# I HAVE A CHALLENGE FOR YOU ALL



## Laurief (Nov 7, 2006)

Here I am, again, on my soapbox, hoping I don't fall & break something again!! I know how blessed we all feel to have our wonderful Havs, and I have been blessed by three, and all my foster babies as well. I am working to accomplish a large feat - that could grow bigger and bigger.
I WANT TO PAY IT FORWARD TO OUR PETS!

I am collecting donations to pay for Oxygen Mask kits ($60 a piece) for all of our fire trucks, and ambulances in town - and any towns that need them. I am working with the schools to get the kids involved, hoping to have my playdate guess contribute, and am looking to you guys for help as well. 
Does anyone have a girl scout, or boy scout, or CCD class that needs to do a community project? does anyone have a business where they could put a collection box out front???? It is doable, and the more donations, the more areas we cover, and protect the pets in that town!!

HERE IS THE BEST PART!!!!
I have gotten Canine Fence to agree to MATCHall the donations I collect. So for every $30 I collect, they will donate $30 towards it as well. To me - that is a win/win!!!
If you are interested in helping me with my little project, feel free to pm me, 
or better yet, email me at LFRANGIONE1 at comcast.net

Lets pay back all our pets for their love and loyalty over the years!!! 
Laurie


----------



## Laurief (Nov 7, 2006)

Is NO one willing to take on this challenge with me??? 
Just think, the firetruck that we provide these to, could save your Hav one day.......


----------



## Scooter's Family (May 23, 2008)

Great idea Laurie! I'll have to check to see if our fire trucks and ambulances are equipped in our city. Quite honestly I've never even thought about it before you brought it up. Our CCD year is almost over or I would have done this in our class.


----------



## Laurief (Nov 7, 2006)

Ann, thanks so much for responding!! My local school is taking this on as their March Penny Drive. Any fundraising is appreciated and will be ongoing for as long as it takes!! So if you have kids who will be doing confirmation and need a certain amount of community service, they could even do this!! 

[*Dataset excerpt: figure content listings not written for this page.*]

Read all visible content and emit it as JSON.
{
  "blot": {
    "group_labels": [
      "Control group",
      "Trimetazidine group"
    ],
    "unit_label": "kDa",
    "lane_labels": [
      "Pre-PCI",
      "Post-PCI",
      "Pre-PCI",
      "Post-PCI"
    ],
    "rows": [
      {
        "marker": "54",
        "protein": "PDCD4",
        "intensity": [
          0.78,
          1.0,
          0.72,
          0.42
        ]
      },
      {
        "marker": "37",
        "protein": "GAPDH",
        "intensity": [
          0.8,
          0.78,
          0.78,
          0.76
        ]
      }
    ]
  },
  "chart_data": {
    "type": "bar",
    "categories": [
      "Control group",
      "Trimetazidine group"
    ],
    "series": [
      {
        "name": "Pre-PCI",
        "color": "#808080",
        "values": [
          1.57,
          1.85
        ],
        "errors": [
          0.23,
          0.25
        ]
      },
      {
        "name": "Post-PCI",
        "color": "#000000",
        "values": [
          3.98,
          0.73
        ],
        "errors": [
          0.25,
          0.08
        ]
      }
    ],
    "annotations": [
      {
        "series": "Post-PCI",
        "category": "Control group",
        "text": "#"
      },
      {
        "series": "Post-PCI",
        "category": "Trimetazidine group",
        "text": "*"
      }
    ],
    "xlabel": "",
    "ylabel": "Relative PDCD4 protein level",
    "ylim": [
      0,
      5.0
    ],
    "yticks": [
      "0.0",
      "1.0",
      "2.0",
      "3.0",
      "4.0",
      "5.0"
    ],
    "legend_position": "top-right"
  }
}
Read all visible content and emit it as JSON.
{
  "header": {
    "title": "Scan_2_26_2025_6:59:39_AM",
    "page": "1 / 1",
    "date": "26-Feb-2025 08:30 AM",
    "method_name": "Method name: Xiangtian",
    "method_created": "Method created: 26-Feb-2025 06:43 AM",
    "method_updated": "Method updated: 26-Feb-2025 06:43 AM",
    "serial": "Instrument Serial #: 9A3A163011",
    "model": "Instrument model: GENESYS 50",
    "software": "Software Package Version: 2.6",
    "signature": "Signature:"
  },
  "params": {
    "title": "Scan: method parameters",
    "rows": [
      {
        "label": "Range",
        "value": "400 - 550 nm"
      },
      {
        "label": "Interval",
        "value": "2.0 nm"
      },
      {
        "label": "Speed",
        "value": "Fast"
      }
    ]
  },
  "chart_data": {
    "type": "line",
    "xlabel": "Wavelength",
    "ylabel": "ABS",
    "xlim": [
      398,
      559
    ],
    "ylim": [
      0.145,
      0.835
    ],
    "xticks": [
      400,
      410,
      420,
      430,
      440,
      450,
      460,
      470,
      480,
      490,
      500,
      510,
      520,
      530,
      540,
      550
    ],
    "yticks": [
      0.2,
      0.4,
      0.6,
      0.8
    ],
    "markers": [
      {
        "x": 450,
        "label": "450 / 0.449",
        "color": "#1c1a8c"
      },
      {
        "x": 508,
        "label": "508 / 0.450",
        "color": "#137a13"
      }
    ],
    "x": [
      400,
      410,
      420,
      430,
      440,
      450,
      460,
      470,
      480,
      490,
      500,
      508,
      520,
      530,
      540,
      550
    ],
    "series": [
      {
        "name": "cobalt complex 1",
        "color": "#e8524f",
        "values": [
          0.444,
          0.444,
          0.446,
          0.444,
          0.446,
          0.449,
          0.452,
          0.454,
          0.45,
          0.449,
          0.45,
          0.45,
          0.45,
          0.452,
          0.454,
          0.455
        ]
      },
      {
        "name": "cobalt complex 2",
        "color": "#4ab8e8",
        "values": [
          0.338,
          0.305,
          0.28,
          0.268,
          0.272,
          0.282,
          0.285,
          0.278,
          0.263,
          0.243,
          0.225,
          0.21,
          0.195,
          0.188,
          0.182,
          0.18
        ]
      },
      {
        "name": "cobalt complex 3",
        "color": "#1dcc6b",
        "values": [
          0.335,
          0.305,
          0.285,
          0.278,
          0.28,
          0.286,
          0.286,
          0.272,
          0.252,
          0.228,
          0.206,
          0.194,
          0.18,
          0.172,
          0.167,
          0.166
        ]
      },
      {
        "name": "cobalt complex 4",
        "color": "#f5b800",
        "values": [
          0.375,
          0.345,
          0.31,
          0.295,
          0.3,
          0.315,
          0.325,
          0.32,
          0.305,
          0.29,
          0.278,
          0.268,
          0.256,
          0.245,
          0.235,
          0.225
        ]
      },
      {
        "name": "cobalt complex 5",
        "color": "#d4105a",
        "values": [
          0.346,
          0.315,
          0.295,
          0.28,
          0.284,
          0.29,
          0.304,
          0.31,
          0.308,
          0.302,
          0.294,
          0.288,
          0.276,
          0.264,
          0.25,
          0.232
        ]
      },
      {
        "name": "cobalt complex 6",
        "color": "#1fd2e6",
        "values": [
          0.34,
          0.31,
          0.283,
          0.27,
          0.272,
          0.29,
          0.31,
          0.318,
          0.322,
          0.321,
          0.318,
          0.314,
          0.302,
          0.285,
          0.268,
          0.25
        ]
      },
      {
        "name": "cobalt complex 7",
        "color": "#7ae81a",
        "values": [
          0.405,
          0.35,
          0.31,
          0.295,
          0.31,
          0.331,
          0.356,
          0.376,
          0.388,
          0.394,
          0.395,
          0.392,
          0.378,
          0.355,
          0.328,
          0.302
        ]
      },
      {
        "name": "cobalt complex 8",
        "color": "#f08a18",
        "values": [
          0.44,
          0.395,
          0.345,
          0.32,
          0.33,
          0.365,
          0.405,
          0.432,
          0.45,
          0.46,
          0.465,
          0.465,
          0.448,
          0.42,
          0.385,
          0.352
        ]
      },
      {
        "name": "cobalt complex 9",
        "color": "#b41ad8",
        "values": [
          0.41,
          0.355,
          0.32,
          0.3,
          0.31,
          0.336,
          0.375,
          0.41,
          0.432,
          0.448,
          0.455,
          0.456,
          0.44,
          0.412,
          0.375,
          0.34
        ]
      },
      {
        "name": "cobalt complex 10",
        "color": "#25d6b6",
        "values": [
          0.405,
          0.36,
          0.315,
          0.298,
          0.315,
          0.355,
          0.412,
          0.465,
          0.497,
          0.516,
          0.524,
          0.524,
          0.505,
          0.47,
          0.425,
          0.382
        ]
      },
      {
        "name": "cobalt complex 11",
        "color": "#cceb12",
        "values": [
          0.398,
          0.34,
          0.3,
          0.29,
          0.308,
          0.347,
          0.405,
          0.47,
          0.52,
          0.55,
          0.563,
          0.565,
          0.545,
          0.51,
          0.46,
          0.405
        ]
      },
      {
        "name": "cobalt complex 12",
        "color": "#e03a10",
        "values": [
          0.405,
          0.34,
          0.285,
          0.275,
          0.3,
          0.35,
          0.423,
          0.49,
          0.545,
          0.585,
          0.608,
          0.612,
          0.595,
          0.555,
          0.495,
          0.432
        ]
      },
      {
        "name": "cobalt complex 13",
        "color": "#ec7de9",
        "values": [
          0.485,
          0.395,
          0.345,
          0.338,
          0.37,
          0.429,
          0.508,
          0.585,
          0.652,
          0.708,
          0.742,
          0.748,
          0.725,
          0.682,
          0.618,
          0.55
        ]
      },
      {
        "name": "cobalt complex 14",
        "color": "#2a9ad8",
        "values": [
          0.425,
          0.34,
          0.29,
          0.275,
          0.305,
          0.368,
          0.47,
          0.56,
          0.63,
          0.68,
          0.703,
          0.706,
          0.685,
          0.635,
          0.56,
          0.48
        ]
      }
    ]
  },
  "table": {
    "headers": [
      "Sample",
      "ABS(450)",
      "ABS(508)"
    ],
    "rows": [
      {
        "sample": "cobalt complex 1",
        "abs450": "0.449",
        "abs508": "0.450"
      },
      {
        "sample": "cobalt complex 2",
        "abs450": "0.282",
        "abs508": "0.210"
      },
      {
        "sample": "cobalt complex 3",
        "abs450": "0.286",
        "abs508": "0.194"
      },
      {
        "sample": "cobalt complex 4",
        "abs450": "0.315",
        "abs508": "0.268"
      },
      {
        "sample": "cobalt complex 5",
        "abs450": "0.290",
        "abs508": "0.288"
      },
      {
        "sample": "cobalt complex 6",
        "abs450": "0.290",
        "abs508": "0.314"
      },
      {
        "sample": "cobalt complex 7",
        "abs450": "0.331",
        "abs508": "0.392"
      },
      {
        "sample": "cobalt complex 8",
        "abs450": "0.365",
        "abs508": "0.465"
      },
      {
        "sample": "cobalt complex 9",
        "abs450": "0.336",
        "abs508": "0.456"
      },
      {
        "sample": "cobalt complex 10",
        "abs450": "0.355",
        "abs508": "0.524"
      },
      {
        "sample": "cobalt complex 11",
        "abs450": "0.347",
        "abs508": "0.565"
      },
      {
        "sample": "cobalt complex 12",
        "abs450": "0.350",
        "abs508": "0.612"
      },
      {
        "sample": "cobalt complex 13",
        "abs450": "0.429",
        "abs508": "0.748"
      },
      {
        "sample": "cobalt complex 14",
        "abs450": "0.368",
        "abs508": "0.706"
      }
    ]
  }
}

I have lots of ideas, so anyone who wants to participate, let me know


----------



## dboudreau (Jan 12, 2007)

Great idea Laurie! 

Kennel Clubs and the "Invisible Fence" people in my area started donating the oxygen masks to the fire halls last fall and they have already saved the lives of some pets.


----------



## casperkeep (May 16, 2007)

Sighn me up Laurie...our Kennel Club is working on this here as well... i would be willing to donate some money for ya!!! I will get in touch with you!!! You have such a big heart!!! I love ya!!!!


----------



## Scooter's Family (May 23, 2008)

I don't have a child in confirmation this year but will for the next two years, this is a great idea for her to do her community service. I'd be happy to make a donation to your fundraiser, let us know where to send you a check!


----------



## Laurief (Nov 7, 2006)

Ann, Received your donation today, thank you so much!!! I so appreciate it!
Laurie


----------



## Scooter's Family (May 23, 2008)

You're welcome Laurie! I wish you all the best in collecting, you're doing a wonderful thing.


----------